Building a Strong Foundation
The School of Engineering’s new state-of-the-art lab provides research and learning opportunities for students and faculty.
Simulating the real-life behavior of structures under environmental and user-induced loads has become the new standard in engineering higher education and research. The recent completion of Phase I of the Reaction Wall and Strong Floor (RWSF) Structures Lab at LAU’s School of Engineering (SOE) does just that.
This two-phase project will complete the structures lab component of the Engineering Laboratories and Research Center (ELRC) facility, providing students with the opportunity to observe firsthand how the structural elements of buildings, bridges and other critical infrastructure behave under various types of loads and react during natural disasters. As for civil engineering researchers, this long-awaited lab opens new horizons to perform full-scale simulations where life-size structural elements can be loaded to failure with forces that represent earthquakes, wind, vehicular traffic, blasts, impact loads and more.
Phase I of the RWSF Structures Lab features the newest equipment available on the market, and includes state-of-the-art components such as an actuator with bracing and connections, a hydraulic power unit and servo-controller, an FDX high-speed data acquisition system, an Oil Flushing and Cleaning Machine (OIPC), as well as ancillary equipment. This equipment has been procured by the most reputable names in manufacturing such as Bosch.
The system supplier, German-based YLE GmbH, described LAU’s lab facility as significant on multiple levels.
“The RWSF Structures Lab at LAU is unique in the entire Middle East in terms of size, capacity, equipment specifications and quality,” said Dr. Fadi Lama, founding partner of YL Engineering Lebanon and YLE GmbH. “For example, the 100-ton push capacity of the system installed at LAU is the highest, not only in Lebanon, but in the region.”
RWSF test systems provide the infrastructure support to test structural members that can withstand vibrations and loads in the thousands of tons. Until 2005, a lab of this nature was not available in Lebanon, but today, LAU is taking this type of facility to the next level.

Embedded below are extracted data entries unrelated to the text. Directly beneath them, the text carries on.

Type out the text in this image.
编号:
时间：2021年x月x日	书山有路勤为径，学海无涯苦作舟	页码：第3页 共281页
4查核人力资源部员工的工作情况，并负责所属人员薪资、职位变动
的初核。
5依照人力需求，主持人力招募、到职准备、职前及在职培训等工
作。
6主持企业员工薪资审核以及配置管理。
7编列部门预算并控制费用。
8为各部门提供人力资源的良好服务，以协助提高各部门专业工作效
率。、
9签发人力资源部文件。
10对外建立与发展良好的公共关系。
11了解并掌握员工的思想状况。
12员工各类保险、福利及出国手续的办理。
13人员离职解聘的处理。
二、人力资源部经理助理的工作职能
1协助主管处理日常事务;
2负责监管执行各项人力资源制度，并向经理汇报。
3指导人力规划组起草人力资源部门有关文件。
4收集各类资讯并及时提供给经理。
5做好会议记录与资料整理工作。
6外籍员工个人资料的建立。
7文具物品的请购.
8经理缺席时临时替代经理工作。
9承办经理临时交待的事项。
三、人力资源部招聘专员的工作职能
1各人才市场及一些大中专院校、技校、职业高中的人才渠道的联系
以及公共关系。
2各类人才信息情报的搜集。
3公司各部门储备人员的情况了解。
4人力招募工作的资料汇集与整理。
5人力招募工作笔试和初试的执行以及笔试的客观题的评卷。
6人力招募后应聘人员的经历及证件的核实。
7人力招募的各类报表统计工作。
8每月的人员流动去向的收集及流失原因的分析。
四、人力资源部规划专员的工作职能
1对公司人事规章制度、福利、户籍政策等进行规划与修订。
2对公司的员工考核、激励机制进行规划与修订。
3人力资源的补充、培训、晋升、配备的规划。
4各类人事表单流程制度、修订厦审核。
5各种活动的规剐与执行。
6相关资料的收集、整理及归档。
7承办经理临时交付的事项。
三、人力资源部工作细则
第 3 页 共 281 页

Outfitted with a 20-ton overhead crane and high-bay doors, the RWSF Structures Lab boasts a full-scale testing facility that can support research on life-sized structural members and building components such as bridge girders, piers, and sheer walls, allowing researchers to overcome problems with scaling, leading to high-precision results.
Testing on the members is only the first step; with respect to data retrieval, the FDX high-speed acquisition system is used to measure elements such as thermal properties, stresses and strains on individual members, and displacement. This equipment represents the latest in engineering innovations and has the capability to take 50,000 readings per second, providing researchers with ultra-precise data.
The new RWSF Structures Lab is housed in LAU’s ELRC, which measures more than 9,000 m2 and is home to laboratories and equipment related to all the engineering disciplines. The facility is currently used for classes and student projects, and it has already hosted workshops with industry professionals such as a BMW delegation from Germany.
Chair of the Civil Engineering Department Caesar Abi Shdid is enthusiastic about a facility of this caliber on LAU’s campus. “RWSF systems are at the heart of high-performance simulation testing of structural elements, providing low frequency motion-controlled loading options that are otherwise impossible to replicate with small-scale loading equipment,” he said.
“With the completion of the RWSF Structures Lab, LAU’s School of Engineering is elevating itself as a major hub for research and collaboration in the regional academic community,” he added.
Dr. Lama summed up the rationale behind the new lab addition, which aligns with LAU’s mission: “The RWSF reflects LAU’s commitment to providing its student body and research staff with world-class facilities.”